The calculation of health costs directly related to air pollution from coal-fired electricity plants takes into account premature deaths, respiratory and cardiovascular hospital admissions, new cases of chronic bronchitis and lower respiratory problems, medication use and days of restricted activity due to ill-health, including lost working days. The costs, which are paid by individuals and governments and not by the coal industry, include both health costs for the Western Balkans as well as for the European region because wind carries pollutants across national borders.

Using coal to create electricity adds very significantly to air pollution, which is a major health risk in the Western Balkans. Bosnia and Herzegovina is home to three of the 10 most polluting coal-fired power stations in Europe. (4) The Ugljevik plant is the most polluting plant in Europe for emissions from sulphur dioxide (SO2) followed by the Kakanj and Tuzla plants. Sulphur dioxide is of particular concern for health because it reacts in the atmosphere to form particulate matter, which causes a range of health impacts.

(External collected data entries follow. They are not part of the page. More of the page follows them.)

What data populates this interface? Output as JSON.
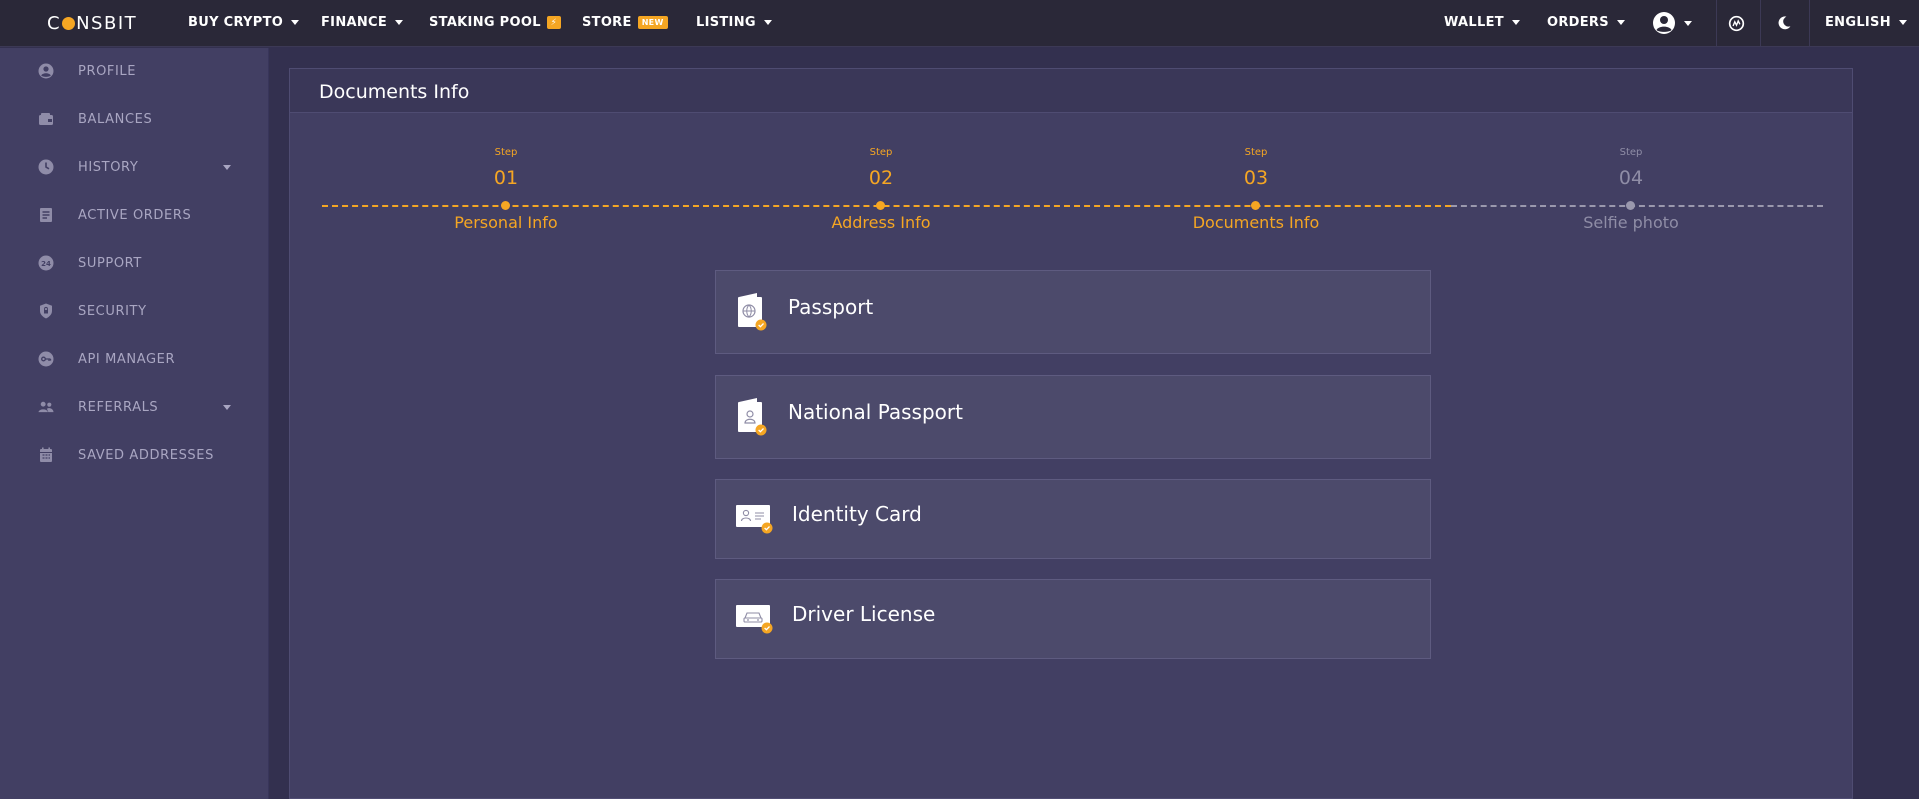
{
  "brand": {
    "logo_left": "C",
    "logo_right": "NSBIT"
  },
  "topnav": {
    "left": [
      {
        "label": "BUY CRYPTO"
      },
      {
        "label": "FINANCE"
      },
      {
        "label": "STAKING POOL",
        "badge": "⚡"
      },
      {
        "label": "STORE",
        "badge": "NEW"
      },
      {
        "label": "LISTING"
      }
    ],
    "right": {
      "wallet": "WALLET",
      "orders": "ORDERS",
      "language": "ENGLISH"
    }
  },
  "sidebar": {
    "items": [
      {
        "label": "PROFILE",
        "icon": "user-circle-icon"
      },
      {
        "label": "BALANCES",
        "icon": "wallet-icon"
      },
      {
        "label": "HISTORY",
        "icon": "clock-icon",
        "expandable": true
      },
      {
        "label": "ACTIVE ORDERS",
        "icon": "orders-icon"
      },
      {
        "label": "SUPPORT",
        "icon": "support-24-icon"
      },
      {
        "label": "SECURITY",
        "icon": "shield-icon"
      },
      {
        "label": "API MANAGER",
        "icon": "key-icon"
      },
      {
        "label": "REFERRALS",
        "icon": "users-icon",
        "expandable": true
      },
      {
        "label": "SAVED ADDRESSES",
        "icon": "calendar-icon"
      }
    ]
  },
  "main": {
    "title": "Documents Info",
    "steps": [
      {
        "small": "Step",
        "num": "01",
        "name": "Personal Info",
        "done": true
      },
      {
        "small": "Step",
        "num": "02",
        "name": "Address Info",
        "done": true
      },
      {
        "small": "Step",
        "num": "03",
        "name": "Documents Info",
        "done": true
      },
      {
        "small": "Step",
        "num": "04",
        "name": "Selfie photo",
        "done": false
      }
    ],
    "documents": [
      {
        "label": "Passport",
        "icon": "passport-icon"
      },
      {
        "label": "National Passport",
        "icon": "national-passport-icon"
      },
      {
        "label": "Identity Card",
        "icon": "identity-card-icon"
      },
      {
        "label": "Driver License",
        "icon": "driver-license-icon"
      }
    ]
  },
  "colors": {
    "accent": "#f5a623",
    "topbar": "#2a2838",
    "sidebar": "#423f63",
    "background": "#33304f",
    "card": "#423f63",
    "option": "#4c4a6b",
    "muted": "#8f8da6"
  }
}
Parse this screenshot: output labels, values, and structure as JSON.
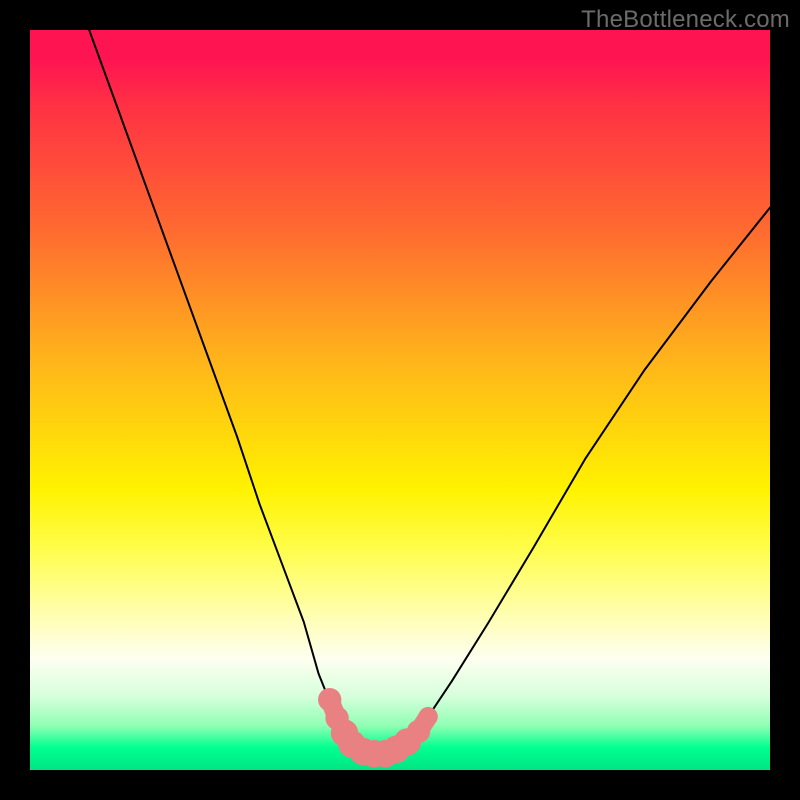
{
  "watermark": "TheBottleneck.com",
  "chart_data": {
    "type": "line",
    "title": "",
    "xlabel": "",
    "ylabel": "",
    "xlim": [
      0,
      100
    ],
    "ylim": [
      0,
      100
    ],
    "series": [
      {
        "name": "bottleneck-curve",
        "x": [
          8,
          12,
          16,
          20,
          24,
          28,
          31,
          34,
          37,
          39,
          41,
          42.5,
          44,
          46,
          48,
          50,
          53,
          57,
          62,
          68,
          75,
          83,
          92,
          100
        ],
        "values": [
          100,
          89,
          78,
          67,
          56,
          45,
          36,
          28,
          20,
          13,
          8,
          5,
          3,
          2,
          2,
          3,
          6,
          12,
          20,
          30,
          42,
          54,
          66,
          76
        ]
      }
    ],
    "markers": {
      "name": "highlight-points",
      "color": "#e98183",
      "points": [
        {
          "x": 40.5,
          "y": 9.5,
          "r": 1.3
        },
        {
          "x": 41.5,
          "y": 7.0,
          "r": 1.3
        },
        {
          "x": 42.5,
          "y": 5.0,
          "r": 1.6
        },
        {
          "x": 43.5,
          "y": 3.5,
          "r": 1.6
        },
        {
          "x": 45.0,
          "y": 2.5,
          "r": 1.6
        },
        {
          "x": 46.5,
          "y": 2.2,
          "r": 1.6
        },
        {
          "x": 48.0,
          "y": 2.2,
          "r": 1.6
        },
        {
          "x": 49.5,
          "y": 2.8,
          "r": 1.6
        },
        {
          "x": 51.0,
          "y": 3.8,
          "r": 1.6
        },
        {
          "x": 52.5,
          "y": 5.2,
          "r": 1.3
        },
        {
          "x": 53.8,
          "y": 7.2,
          "r": 1.0
        }
      ]
    },
    "background_gradient": [
      {
        "pos": 0,
        "color": "#ff1452"
      },
      {
        "pos": 27,
        "color": "#ff6a30"
      },
      {
        "pos": 45,
        "color": "#ffb61a"
      },
      {
        "pos": 62,
        "color": "#fff200"
      },
      {
        "pos": 85,
        "color": "#fefff0"
      },
      {
        "pos": 100,
        "color": "#00e583"
      }
    ]
  }
}
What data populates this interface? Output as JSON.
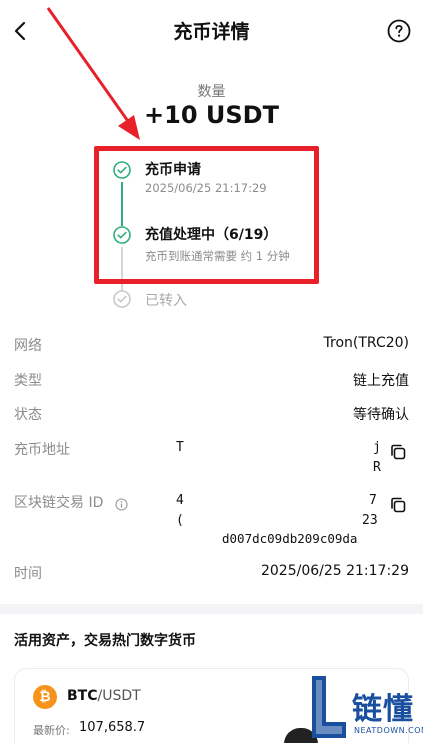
{
  "header": {
    "title": "充币详情"
  },
  "amount": {
    "label": "数量",
    "value": "+10 USDT"
  },
  "timeline": [
    {
      "title": "充币申请",
      "sub": "2025/06/25 21:17:29",
      "state": "done"
    },
    {
      "title": "充值处理中（6/19）",
      "sub": "充币到账通常需要 约 1 分钟",
      "state": "current"
    },
    {
      "title": "已转入",
      "sub": "",
      "state": "pending"
    }
  ],
  "details": {
    "network": {
      "label": "网络",
      "value": "Tron(TRC20)"
    },
    "type": {
      "label": "类型",
      "value": "链上充值"
    },
    "status": {
      "label": "状态",
      "value": "等待确认"
    },
    "address": {
      "label": "充币地址",
      "frag_start": "T",
      "frag_end_1": "j",
      "frag_end_2": "R"
    },
    "txid": {
      "label": "区块链交易 ID",
      "frag_start_1": "4",
      "frag_start_2": "(",
      "frag_end_1": "7",
      "frag_end_2": "23",
      "frag_tail": "d007dc09db209c09da"
    },
    "time": {
      "label": "时间",
      "value": "2025/06/25 21:17:29"
    }
  },
  "promo": {
    "title": "活用资产，交易热门数字货币",
    "card": {
      "base": "BTC",
      "quote": "/USDT",
      "price_label": "最新价:",
      "price": "107,658.7"
    }
  },
  "watermark": {
    "text": "链懂",
    "url": "NEATDOWN.COM"
  },
  "colors": {
    "accent_green": "#2fb07a",
    "highlight_red": "#e8202a",
    "watermark_blue": "#1a4fa0",
    "btc_orange": "#f7931a"
  },
  "icons": [
    "back-arrow-icon",
    "help-circle-icon",
    "check-circle-icon",
    "info-icon",
    "copy-icon",
    "bitcoin-icon"
  ]
}
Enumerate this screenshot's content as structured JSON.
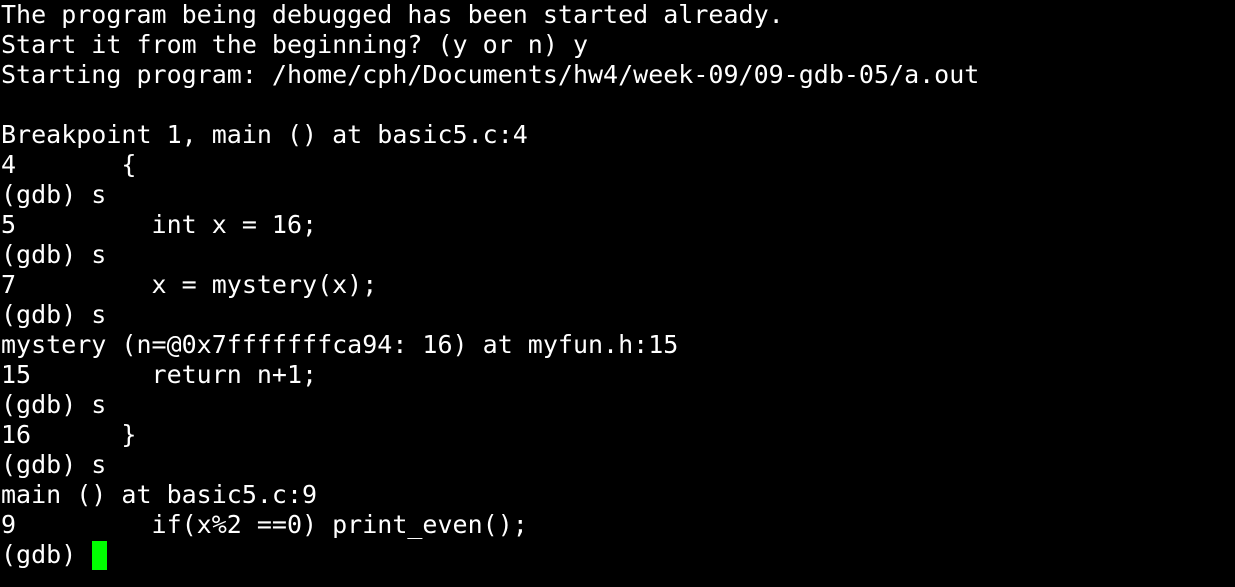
{
  "terminal": {
    "lines": [
      "The program being debugged has been started already.",
      "Start it from the beginning? (y or n) y",
      "Starting program: /home/cph/Documents/hw4/week-09/09-gdb-05/a.out",
      "",
      "Breakpoint 1, main () at basic5.c:4",
      "4       {",
      "(gdb) s",
      "5         int x = 16;",
      "(gdb) s",
      "7         x = mystery(x);",
      "(gdb) s",
      "mystery (n=@0x7fffffffca94: 16) at myfun.h:15",
      "15        return n+1;",
      "(gdb) s",
      "16      }",
      "(gdb) s",
      "main () at basic5.c:9",
      "9         if(x%2 ==0) print_even();"
    ],
    "prompt": "(gdb) ",
    "cursor_color": "#00ff00",
    "background_color": "#000000",
    "text_color": "#ffffff"
  }
}
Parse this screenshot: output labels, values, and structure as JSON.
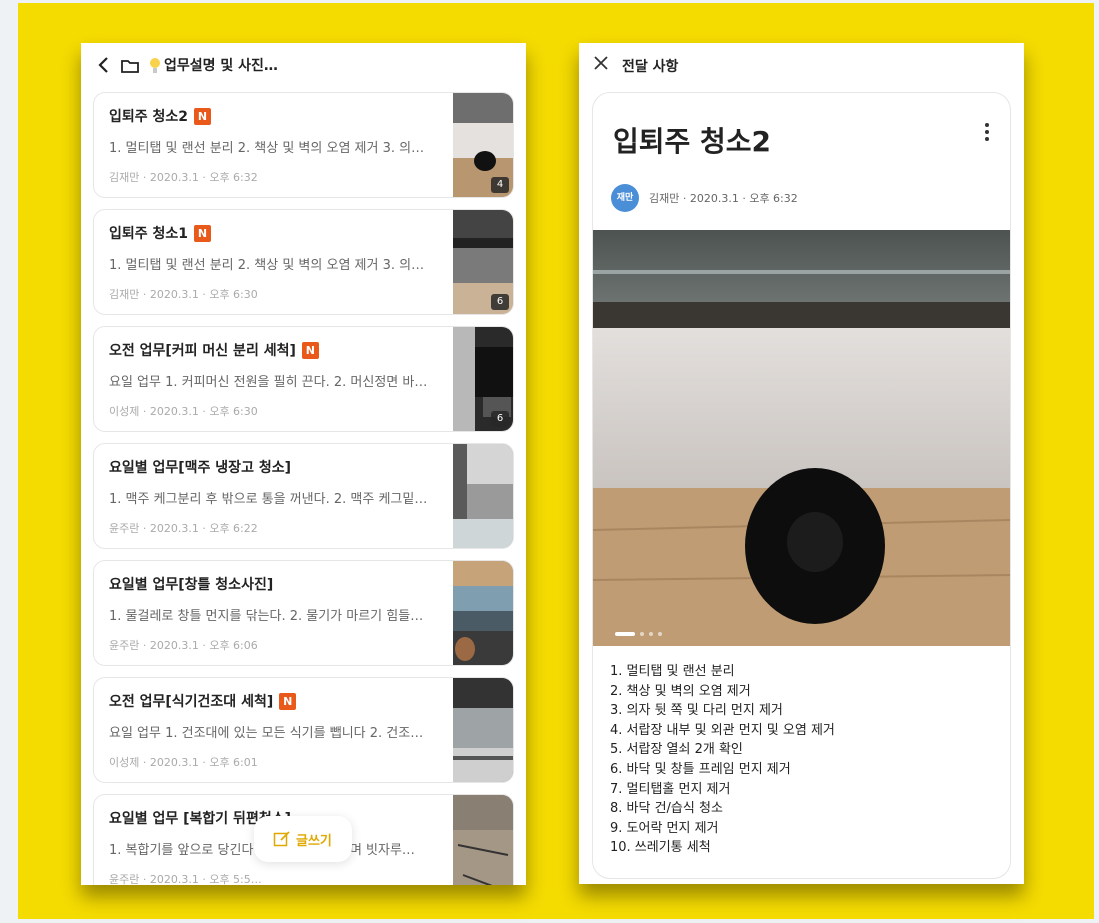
{
  "left": {
    "header": {
      "back_icon": "chevron-left-icon",
      "folder_icon": "folder-icon",
      "bulb_icon": "lightbulb-icon",
      "title": "업무설명 및 사진…"
    },
    "posts": [
      {
        "title": "입퇴주 청소2",
        "new": true,
        "badge": "N",
        "excerpt": "1. 멀티탭 및 랜선 분리 2. 책상 및 벽의 오염 제거 3. 의…",
        "meta": "김재만 · 2020.3.1 · 오후 6:32",
        "count": "4"
      },
      {
        "title": "입퇴주 청소1",
        "new": true,
        "badge": "N",
        "excerpt": "1. 멀티탭 및 랜선 분리 2. 책상 및 벽의 오염 제거 3. 의…",
        "meta": "김재만 · 2020.3.1 · 오후 6:30",
        "count": "6"
      },
      {
        "title": "오전 업무[커피 머신 분리 세척]",
        "new": true,
        "badge": "N",
        "excerpt": "요일 업무 1. 커피머신 전원을 필히 끈다. 2. 머신정면 바…",
        "meta": "이성제 · 2020.3.1 · 오후 6:30",
        "count": "6"
      },
      {
        "title": "요일별 업무[맥주 냉장고 청소]",
        "new": false,
        "badge": "",
        "excerpt": "1. 맥주 케그분리 후 밖으로 통을 꺼낸다. 2. 맥주 케그밑…",
        "meta": "윤주란 · 2020.3.1 · 오후 6:22",
        "count": ""
      },
      {
        "title": "요일별 업무[창틀 청소사진]",
        "new": false,
        "badge": "",
        "excerpt": "1. 물걸레로 창틀 먼지를 닦는다. 2. 물기가 마르기 힘들…",
        "meta": "윤주란 · 2020.3.1 · 오후 6:06",
        "count": ""
      },
      {
        "title": "오전 업무[식기건조대 세척]",
        "new": true,
        "badge": "N",
        "excerpt": "요일 업무 1. 건조대에 있는 모든 식기를 뺍니다 2. 건조…",
        "meta": "이성제 · 2020.3.1 · 오후 6:01",
        "count": ""
      },
      {
        "title": "요일별 업무 [복합기 뒤편청소]",
        "new": false,
        "badge": "",
        "excerpt": "1. 복합기를 앞으로 당긴다 2. 선정리를 해가며 빗자루…",
        "meta": "윤주란 · 2020.3.1 · 오후 5:5…",
        "count": ""
      }
    ],
    "write_button": {
      "label": "글쓰기",
      "icon": "edit-icon"
    }
  },
  "right": {
    "header": {
      "close_icon": "close-icon",
      "title": "전달 사항"
    },
    "post": {
      "title": "입퇴주 청소2",
      "more_icon": "more-vertical-icon",
      "avatar_text": "재만",
      "meta": "김재만 · 2020.3.1 · 오후 6:32",
      "body": [
        "1. 멀티탭 및 랜선 분리",
        "2. 책상 및 벽의 오염 제거",
        "3. 의자 뒷 쪽 및 다리 먼지 제거",
        "4. 서랍장 내부 및 외관 먼지 및 오염 제거",
        "5. 서랍장 열쇠 2개 확인",
        "6. 바닥 및 창틀 프레임 먼지 제거",
        "7. 멀티탭홀 먼지 제거",
        "8. 바닥 건/습식 청소",
        "9. 도어락 먼지 제거",
        "10. 쓰레기통 세척"
      ]
    }
  },
  "colors": {
    "background_frame": "#f5dc00",
    "new_badge": "#e8591a",
    "avatar": "#4a8ed8",
    "write_accent": "#e0a800"
  }
}
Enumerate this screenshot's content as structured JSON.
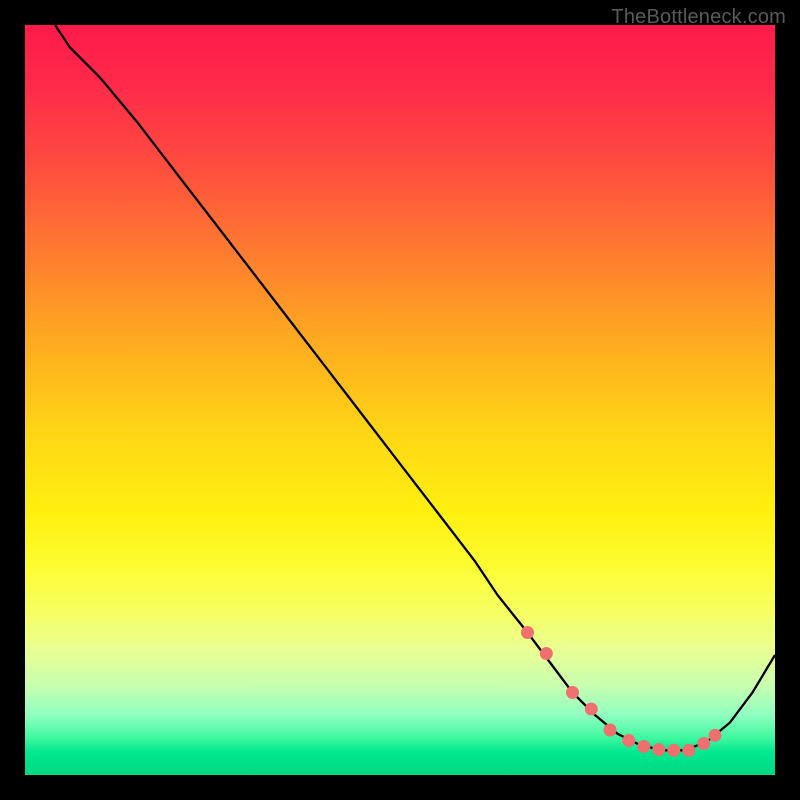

“Our new report quantifies the huge damage to health associated coal power plants both in Bosnia and Herzegovina and in other countries of the Western Balkan region,” says Vlatka Matkovic Puljic, Health and Energy Officer, Balkans Region, Health and Environment Alliance (HEAL). “We hope that the findings will encourage the government of Bosnia and Herzegovina to reconsider national energy plans for coal and lignite and to increase investment in wind and solar power alternatives.”

The combination of coal and other exhaust from industrial, transport and domestic sources in the air robs countries of health and prosperity. Figures from the World Health Organization (WHO) show the economic cost of early deaths from air pollution in Bosnia and Herzegovina at 21.5% of national GDP compared with 4.5% in Germany. Bosnia and Herzegovina experiences episodes of poor air quality which last several months.

“Higher levels of air pollution result in more asthma attacks and an increase in hospital admissions for lung and heart problems,” states Professor Dr. Zehra Dizdarević, a pneumologist. “Patients with asthma and other respiratory problems suffer greatly during smog episodes. Children with breathing conditions cannot play outside and may not be able to go to school. Some adults may be prevented from going to work because of the air pollution and older people are more likely to need hospitalisation."